Ces capitales sont actuellement fragilisées par des mouvements décoloniaux anti-Occidentaux, flattés par les djihadistes. Ces mouvements ont deux motivations :

  • l’opposition aux gouvernements locaux censés être à la solde de la France et incarner la Françafrique, opposition nourrie par l’échec économique, qui donne des recrues aux islamistes,
  • la défense de ces gouvernements locaux qui laissent entendre que l’échec actuel est une conséquence de la colonisation, ce qui ne les empêche pas de tisser des liens quasi coloniaux avec la Chine, et accessoirement de la Turquie.

Cette agitation est évidemment catastrophique pour les populations, notamment parce qu’elle favorise les djihadistes présentés comme des purs, opposés à des pouvoirs inefficaces et corrompus.

Pour l’observateur lointain et cynique, il y a un peu d’ironie à voir des zones entières de l’Afrique retomber dans un état de désordre pré-colonial qui se traduira dans un deuxième temps par la famine et des catastrophes sanitaires, au moment où on accuse la colonisation d’avoir interrompu un soi-disant paradis !

Pour les autres, c’est une immense perplexité de voir libérer quelques centaines de djihadistes, dont quelques dizaines de gros poissons d’après la presse malienne, et de leur faire parvenir des sommes qui permettront de les réarmer. Tout cela pour libérer trois Occidentaux et un notable malien.

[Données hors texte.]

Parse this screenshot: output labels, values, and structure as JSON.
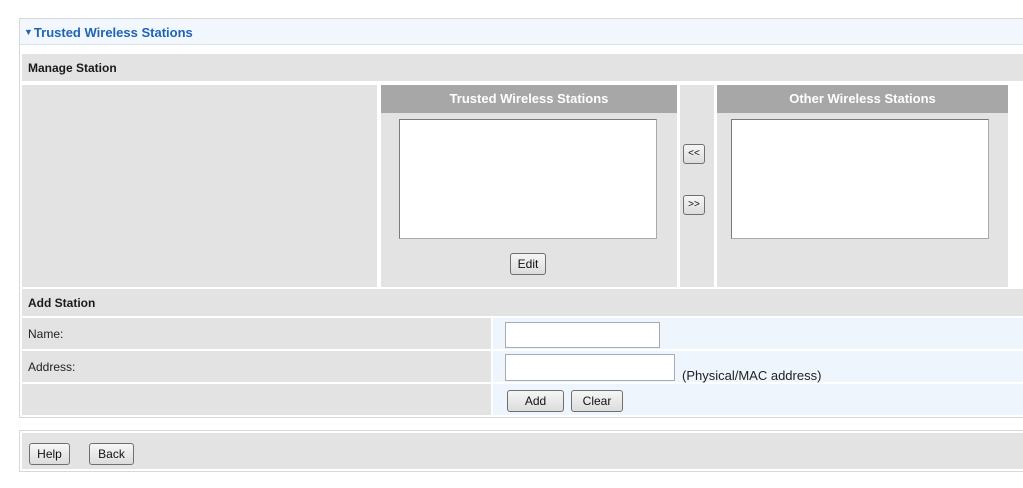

Mais le rappel historique ci-dessus montre que la réponse à ce problème vieux comme le monde des otages a toujours été de payer pour délivrer. Les Européens qui vivent depuis plus de 70 ans dans un univers pacifique et relativement équitable sont choqués par cette révélation de la brutalité du reste du monde. Les autres acteurs trouvent cela normal : toute autorité doit sauver la vie de ses ressortissants ou disparaître.